Untuk meneliti karya sastra dari aspek feminis, peneliti
perlu membaca teks sebagai wanita (reading a woman) dalam istilah
Culler. Uraian di atas menjelaskan bahwa perlunya pembaca misalnya laki-laki
menempatkan diri sebagai wanita agar aspek feminisme dalam karya sastra dapat
dirasakan. Harus diakui bahwa perempuan
punya tempat tersendiri dalam karya sastra yang menempatkannya pada nilai-nilai
kultural. Karya sastra tidak hanya menyajikan kekerasasan maupun berusaha
menjadikan perempuan sebagai objek. Pembicaraan tentang perempuan dari segi
teori feminis akan melibatkan masalah gender. Analisis feminis pasti akan
mempermasalahkan perempuan dalam hubungannya dengan tuntutan persamaan hak,
dengan kata lain tuntutan emansipasi.
4.
Persoalan Gender dan Feminis dalam
Cerpen Hamsad Rangkuti
Perosalan gender dan feminisme hampir ditemukan pada
keseluruhan cerpen ini. Judul cerpen dan bagian awal cerpen sudah menggambarkan
posisi tokoh perempuan sebagai tokoh yang tidak berdaya. Judul Cerpen “Maukah
Kau Menghapus Bekas Bibirnya Di Bibirku Dengan Bibirmu?” Judul ini diambil dari penggalan dialog tokoh
perempuan dengan tokoh lain (laki-laki) dalam hal ini Hamsad Rangkuti sendiri.
Kutipan dialognya sebagai berikut:
"Ternyata
tidak segampang itu membuang segalanya," katanya. "Ada sesuatu yang
tak bisa dibuang begitu saja." dia diam sejenak, memandang bercak hitam di
kejauhan samudera. Dipandangnya lengkung langit agak lama, lalu bergumam:
"Bekas bibirnya. Bekas bibirnya tak bisa kubuang begitu saja." dia
berpaling ke arahku. Tatapannya lembut menyejukan. Lama, dan agak lama mata itu
memandang dalam tatapan yang mengambang. "Maukah kau menghapus bekas
bibirnya di bibirku dengan bibirmu?" katanya dalam nada ragu.
Judul cerpen
Hamsad Rangkuti ini menggambarkan
ketidakberdayaan tokoh perempuan berkitan dengan dengan situasi yang telah
menimpa dirinya sebagai perempuan.
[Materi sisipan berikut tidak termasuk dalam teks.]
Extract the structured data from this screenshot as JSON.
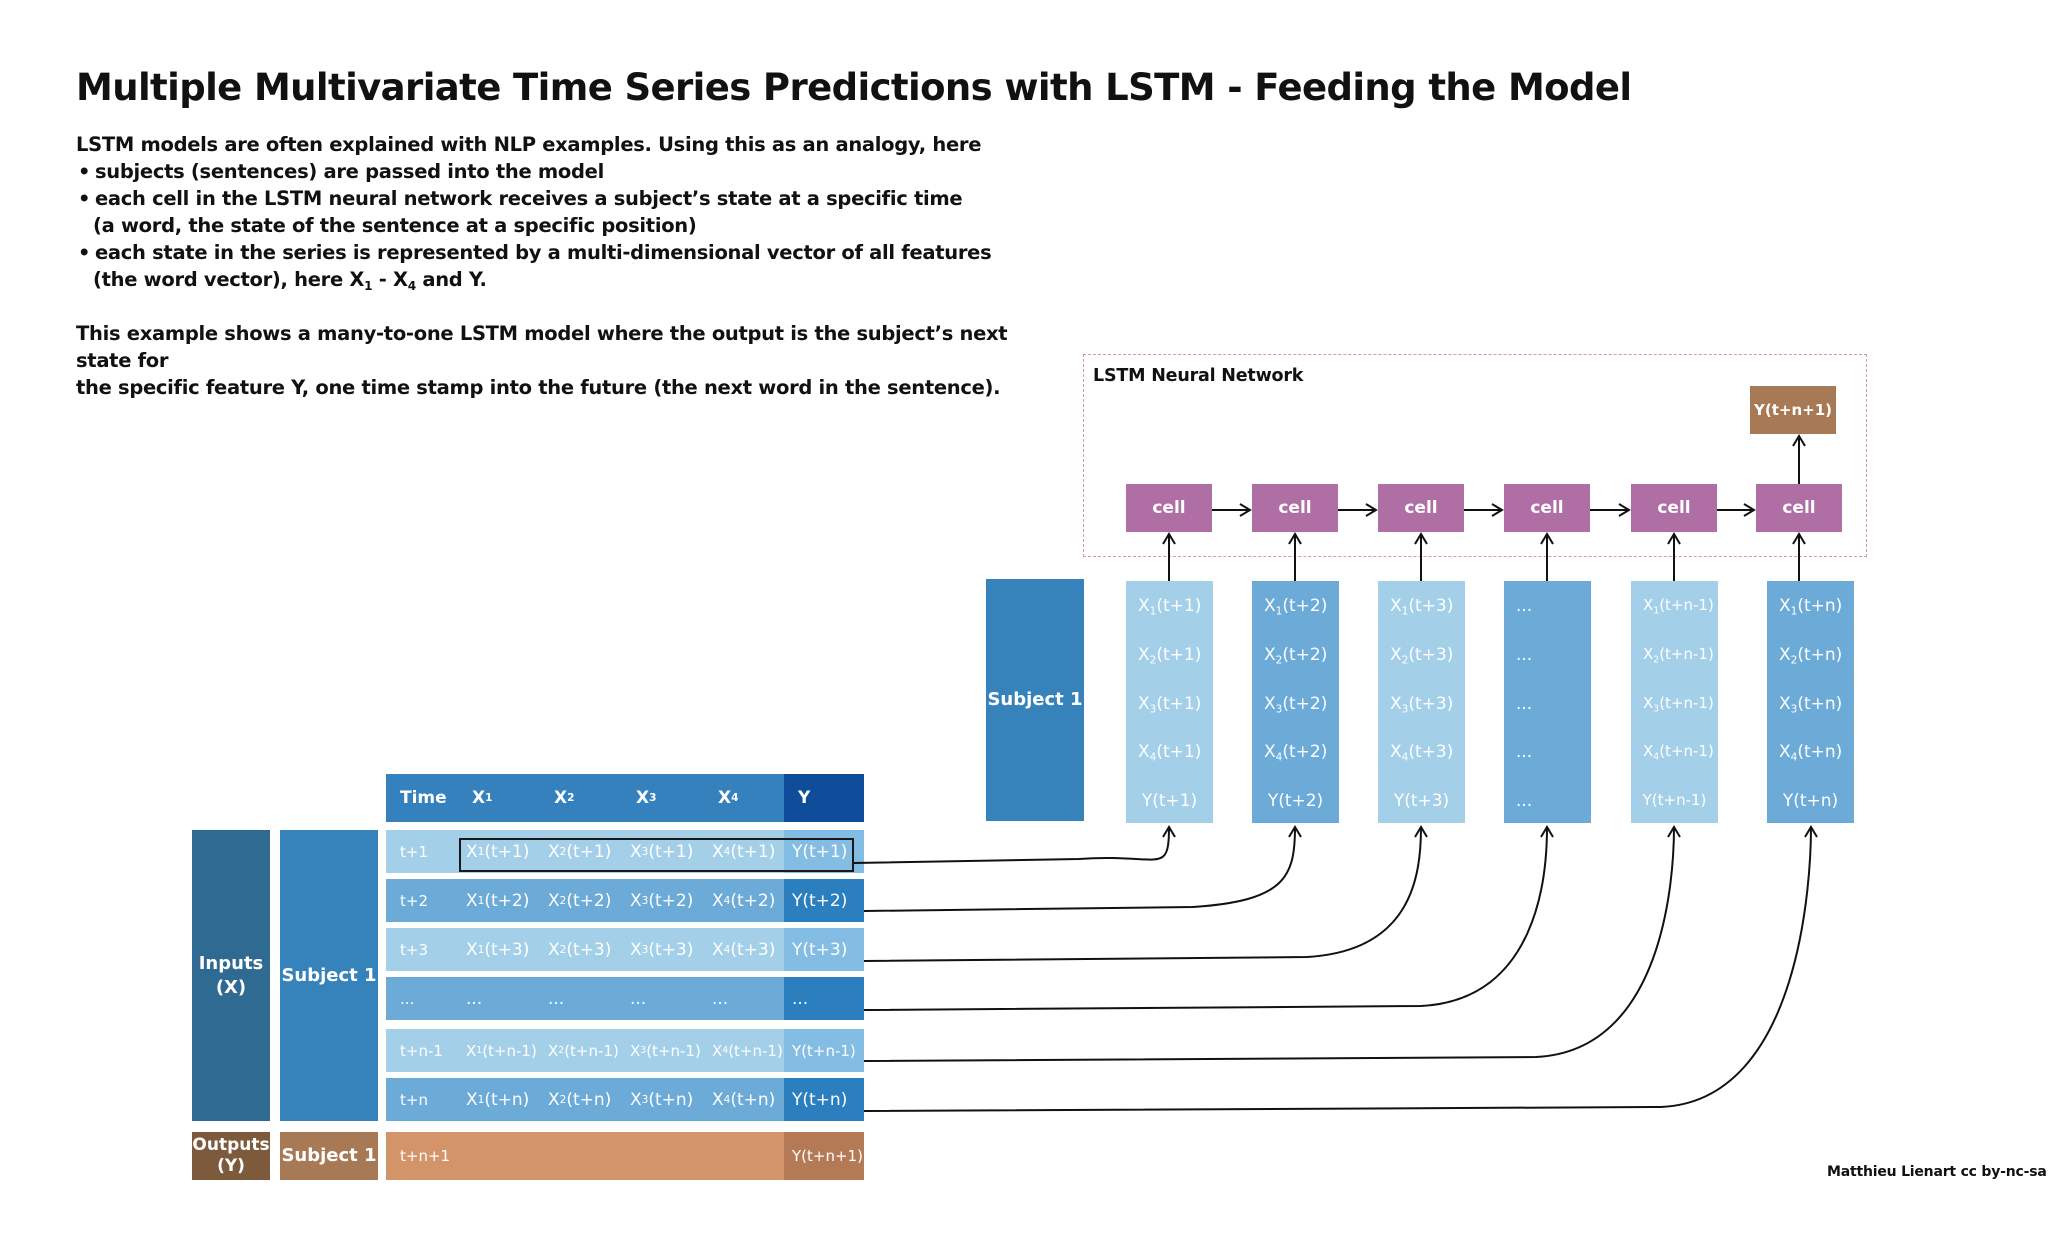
{
  "title": "Multiple Multivariate Time Series Predictions with LSTM - Feeding the Model",
  "intro": {
    "line1": "LSTM models are often explained with NLP examples. Using this as an analogy, here",
    "bullets": [
      {
        "text": "subjects (sentences) are passed into the model",
        "cont": ""
      },
      {
        "text": "each cell in the LSTM neural network receives a subject’s state at a specific time",
        "cont": "(a word, the state of the sentence at a specific position)"
      },
      {
        "text": "each state in the series is represented by a multi-dimensional vector of all features",
        "cont_a": "(the word vector), here X",
        "cont_sub1": "1",
        "cont_b": " - X",
        "cont_sub2": "4",
        "cont_c": " and Y."
      }
    ],
    "para2_l1": "This example shows a many-to-one LSTM model where the output is the subject’s next state for",
    "para2_l2": "the specific feature Y, one time stamp into the future (the next word in the sentence)."
  },
  "table": {
    "headers": {
      "time": "Time",
      "x1": "X",
      "x1_sub": "1",
      "x2": "X",
      "x2_sub": "2",
      "x3": "X",
      "x3_sub": "3",
      "x4": "X",
      "x4_sub": "4",
      "y": "Y"
    },
    "rows": [
      {
        "time": "t+1",
        "idx": "(t+1)",
        "y": "Y(t+1)"
      },
      {
        "time": "t+2",
        "idx": "(t+2)",
        "y": "Y(t+2)"
      },
      {
        "time": "t+3",
        "idx": "(t+3)",
        "y": "Y(t+3)"
      },
      {
        "time": "...",
        "idx": "...",
        "y": "..."
      },
      {
        "time": "t+n-1",
        "idx": "(t+n-1)",
        "y": "Y(t+n-1)"
      },
      {
        "time": "t+n",
        "idx": "(t+n)",
        "y": "Y(t+n)"
      }
    ],
    "output_row": {
      "time": "t+n+1",
      "y": "Y(t+n+1)"
    },
    "inputs_label_l1": "Inputs",
    "inputs_label_l2": "(X)",
    "outputs_label_l1": "Outputs",
    "outputs_label_l2": "(Y)",
    "subject_label": "Subject 1",
    "subject_output_label": "Subject 1"
  },
  "network": {
    "title": "LSTM Neural Network",
    "cell_label": "cell",
    "output_label": "Y(t+n+1)",
    "subject_label": "Subject 1",
    "columns": [
      {
        "idx": "(t+1)",
        "y": "Y(t+1)"
      },
      {
        "idx": "(t+2)",
        "y": "Y(t+2)"
      },
      {
        "idx": "(t+3)",
        "y": "Y(t+3)"
      },
      {
        "idx": "...",
        "y": "..."
      },
      {
        "idx": "(t+n-1)",
        "y": "Y(t+n-1)"
      },
      {
        "idx": "(t+n)",
        "y": "Y(t+n)"
      }
    ]
  },
  "credit": "Matthieu Lienart cc by-nc-sa",
  "colors": {
    "header": "#3481bd",
    "header_y": "#0f4c99",
    "row_light": "#a3d0e8",
    "row_mid": "#6cabd7",
    "row_y_light": "#83bde3",
    "row_y_mid": "#2c7fbf",
    "inputs_label": "#2e6a91",
    "subject": "#3683bc",
    "outputs_label": "#7e5a3d",
    "subject_out": "#a87955",
    "output_row": "#d4946a",
    "output_row_y": "#b47a55",
    "cell": "#b06fa4",
    "ybox": "#a87955"
  }
}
Pertanyaan tokoh perempuan yang dijadikan judul ini menggambarkan
ketergantungan tokoh perempuan pada laki-laki. Pernyataan tokoh perempuan yang
mengungkapkan ketidakmampuannya membuang segalanya dapat dimaknai sebagai cara
Hamsad Rangkuti menampilkan kelemahan tokoh perempuan. Deskripsi dalam
penggalan di atas juga sekaligus menyiapkan peluang bagi tokoh lain, dalam hal
ini Hamsad sendiri sebagai pengarang untuk memberikan jawaban atas harapan
tokoh perempuan yang tengah mengalami masalah putus cinta. Penggambaran tokoh
perempuan sebagai tokoh yang lemah ditampilkan sejak awal cerpen. Tokoh
perempuan digambarkan sebagai pribadi yang berkarakter putus asa dan membunuh
diri dipilih sebagai jalan pembebasan.
SEORANG wanita muda dalam sikap yang mencurigakan
berdiri di pinggir geladak sambil memegang terali kapal. Dia tampak sedang
bersiap-siap hendak melakukan upacara bunuh diri, melompat dari lantai kapal
itu. Baru saja ada di antara anak buah kapal berusaha mendekatinya, mencoba mencegah
perbuatan nekat itu, tetapi wanita muda itu mengancam akan segera terjun kalau
sampai anak buah kapal itu mendekat.
Tindakan nekad tokoh perempuan muda yang digambarkan pada awal cerpen ini
sesungguhnya dipicu oleh kondisi relasinya
yang dapat diduga mengalami disharmoni dengan tokoh yang tidak
disebutkan. Posisi tokoh perempuan yang bermasalah itu selanjutnya dijadikan
sebagai objek oleh tokoh laki-laki dalam hal ini Hamsad Rangkuti yang bertindak
sebagai juru potret atau wartawan yang ingin mengabadikan momen langka itu. Ada
kesan postif atau niat baik ketika tokoh
laki-laki ini mendekati tokoh perempuan yang berusaha membunuh diri. Paling
kurang dengan itu memperlambat usaha si perempuan menjalankan keputusannya membuang
diri ke laut. Perempuan itu digambarkan sebagai tokoh yang tidak mau memberi
jawaban atas pertanyaan sang laki-laki. Apakah ini mau menegaskan bahwa
perempuan yang bermasalah sulit diajak berbicara? Tendensi Hamsad sebagai tokoh
laki-laki menjadikan tokoh perempuan sebagai objek terbukti dari pemintaannya
agar si perempuan berkisah. Kisah itu akan dijadikan bahan cerita untuk si
penulis seperti terlihat pada kutipan berikut:
Dengan dalih agar bisa memotretnya dalam posisi sempurna, kudekati dia sambil
membawa kamera. Aku berhasil memperpendek
jarak dengannya, sehingga tegur sapa di antara kami bisa terdengar.
"Tolong
ceritakan sebab apa kau ingin bunuh diri?" kataku memancing perhatiannya.
Dia tak
beralih dari menatap ke jauhan laut. Di sana ada sebuah pulau. Mungkin impiannya yang telah retak menjadi pecah
dan sudah tak bisa lagi untuk direkat.
"Tolong
ceritakan penyebab segalanya. Biar ada bahan untuk kutulis."
Deskripsi tentang
tokoh perempuan yang menjadi objek Hamsad Rangkuti ini semakin mendisposisikan
tokoh perempuan sebagai tokoh yang tidak berdaya dan memiliki ketergantungan
tinggi pada tokoh anonim yang menjadi sumber masalah bagi perempuan muda ini.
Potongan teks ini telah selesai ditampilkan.